13 февраля 1982 года я уехал на выходные в Рим, где проходил фестиваль старинной музыки. Холод и одиночество слишком остро ощущались в Бергхейме. Мне не хватило мужества вернуться в Бергхейм. 15-го числа, в полдень, я уже был на улице Варенн и позвонил Мэн, несмотря на страх – нужно признать, вполне обоснованный – потревожить ее. Потом отправился на улицу Пуатье. Мадам де Кропуа снова начала причитать по поводу моего ухода. Я встал. Я не слушал ее. Отойдя от «троншеновского столика», я подошел к окну, выходившему в сады и дворы соседних особняков. Маленькие садики, видные из окон, были скованы морозом и под серым, низким небом выглядели как могилы. Голые деревья, бесцветная земля, цемент с мерцающими на нем звездочками инея. Временами солнечные лучи слегка оживляли эту панораму, омывая ее светом, возвращая первозданную чистоту, придавая всему окружающему, вплоть до этой немощной погоды и отрешенно застывшего пейзажа, оттенок невинной веселости, безжалостной и вечной; но и эти лучи, вспыхнув, тотчас слабели и гасли, а свет и надежда, миг назад озарившие мир у меня на глазах, озарившие профиль мадам де Кропуа, которая, сидя за своим столом, неумолчно говорила не то со мной, не то сама с собой, – угасали тоже, хотя и гораздо медленнее, чем появлялись. Затем исчезали и они.
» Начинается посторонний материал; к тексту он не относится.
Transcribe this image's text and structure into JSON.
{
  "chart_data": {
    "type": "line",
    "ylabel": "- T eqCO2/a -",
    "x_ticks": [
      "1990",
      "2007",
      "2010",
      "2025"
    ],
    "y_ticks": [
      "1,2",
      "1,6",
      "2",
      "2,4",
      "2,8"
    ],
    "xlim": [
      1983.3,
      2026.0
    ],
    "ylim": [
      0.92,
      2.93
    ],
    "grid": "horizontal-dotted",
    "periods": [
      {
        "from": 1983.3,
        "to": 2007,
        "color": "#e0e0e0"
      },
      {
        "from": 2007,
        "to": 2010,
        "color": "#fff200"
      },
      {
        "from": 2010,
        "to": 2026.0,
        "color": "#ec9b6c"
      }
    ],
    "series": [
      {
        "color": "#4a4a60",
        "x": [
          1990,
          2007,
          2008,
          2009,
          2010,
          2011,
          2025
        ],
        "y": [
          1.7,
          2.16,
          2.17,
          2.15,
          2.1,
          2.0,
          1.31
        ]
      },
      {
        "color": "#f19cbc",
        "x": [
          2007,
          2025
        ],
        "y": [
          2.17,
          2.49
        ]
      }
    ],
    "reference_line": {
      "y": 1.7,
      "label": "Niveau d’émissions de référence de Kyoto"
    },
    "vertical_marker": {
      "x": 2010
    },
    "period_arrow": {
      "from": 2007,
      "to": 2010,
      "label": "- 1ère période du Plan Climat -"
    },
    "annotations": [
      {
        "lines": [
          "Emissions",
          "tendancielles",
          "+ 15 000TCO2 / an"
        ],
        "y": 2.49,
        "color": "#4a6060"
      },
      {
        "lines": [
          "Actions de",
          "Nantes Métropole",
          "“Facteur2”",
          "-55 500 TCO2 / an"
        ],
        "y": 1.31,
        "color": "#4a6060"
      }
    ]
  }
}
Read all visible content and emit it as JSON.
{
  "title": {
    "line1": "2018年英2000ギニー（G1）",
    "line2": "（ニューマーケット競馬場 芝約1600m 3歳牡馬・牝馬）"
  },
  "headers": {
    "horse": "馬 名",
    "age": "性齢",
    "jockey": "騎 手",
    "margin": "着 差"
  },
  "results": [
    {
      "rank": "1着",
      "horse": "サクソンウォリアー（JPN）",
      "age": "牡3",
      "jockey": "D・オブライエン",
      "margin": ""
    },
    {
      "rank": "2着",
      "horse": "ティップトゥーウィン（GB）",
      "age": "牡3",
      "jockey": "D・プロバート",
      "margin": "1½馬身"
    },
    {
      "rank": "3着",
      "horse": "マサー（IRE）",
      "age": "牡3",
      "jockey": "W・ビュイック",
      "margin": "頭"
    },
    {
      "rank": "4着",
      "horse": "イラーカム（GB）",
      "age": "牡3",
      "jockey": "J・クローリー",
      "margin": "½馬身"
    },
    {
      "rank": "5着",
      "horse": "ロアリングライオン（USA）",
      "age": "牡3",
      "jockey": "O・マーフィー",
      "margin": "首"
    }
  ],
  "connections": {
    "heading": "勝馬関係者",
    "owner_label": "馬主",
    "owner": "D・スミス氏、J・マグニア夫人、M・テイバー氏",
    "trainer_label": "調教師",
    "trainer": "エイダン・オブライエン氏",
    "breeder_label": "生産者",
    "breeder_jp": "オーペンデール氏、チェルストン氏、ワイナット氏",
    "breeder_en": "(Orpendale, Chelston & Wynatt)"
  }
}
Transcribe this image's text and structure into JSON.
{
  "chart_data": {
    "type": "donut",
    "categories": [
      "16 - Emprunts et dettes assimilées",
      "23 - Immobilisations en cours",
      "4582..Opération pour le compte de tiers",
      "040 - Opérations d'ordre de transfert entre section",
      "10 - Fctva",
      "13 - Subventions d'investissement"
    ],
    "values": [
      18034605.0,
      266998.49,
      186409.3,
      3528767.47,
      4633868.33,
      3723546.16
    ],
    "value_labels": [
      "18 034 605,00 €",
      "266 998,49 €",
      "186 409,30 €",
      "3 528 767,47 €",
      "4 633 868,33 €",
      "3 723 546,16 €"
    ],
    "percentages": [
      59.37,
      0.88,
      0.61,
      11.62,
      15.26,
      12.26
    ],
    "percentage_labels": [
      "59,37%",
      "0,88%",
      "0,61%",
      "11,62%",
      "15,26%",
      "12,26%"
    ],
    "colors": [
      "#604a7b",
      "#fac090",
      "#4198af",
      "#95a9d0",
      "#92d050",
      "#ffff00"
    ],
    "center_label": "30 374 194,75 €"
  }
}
Созерцая эти сады, я вспомнил, какую истерику закатила однажды одна из моих учениц – очень похожая на Мадлен в двенадцать-тринадцать лет, – которую я учил играть на виолончели и которая утверждала, что ее никак не слушаются пальцы левой руки. Рыдая, обливаясь слезами, всхлипывая и сопя, она кричала, что отлично знает, как нужно ставить пальцы, но не может заставить их подчиняться себе. Может, это и глупо, но ее нежный возраст или намек на вожделение, которое она во мне вызывала, мешали мне подойти и утешить ее, когда она яростно топала ногами по мраморным ромбам пола классной комнаты. Воспоминание о той истерике привело меня к мыслям о самом себе или о Мэн, Ибель, Ивэн, Жанне, а впрочем, о любом из нас, очутившемся перед лицом страха, желания или смерти, – о любом, кого мы хотели бы – но не можем – подчинить себе. Нас вечно обуревает это безумное стремление властвовать, повелевать.

В одном из двориков, на которые я смотрел из окон просторного кабинета мадам де Кропуа, девчонка-подросток в желтой дубленой куртке чинила старенький мопед, колотя по нему каким-то инструментом; рядом с ней стоял транзистор – отсюда я не мог слышать, работавший или нет, – и это зрелище было единственным свидетельством того, что мир еще живет, еще бурлит. Ибо в себе самом я не ощущал признаков жизни или хотя бы протеста против смерти. Именно в этом кабинете таким же зимним днем я снова увиделся с Флораном Сенесе. И теперь мучился сомнениями, пытаясь решить, хватит ли мне мужества позвонить Мэн завтра утром.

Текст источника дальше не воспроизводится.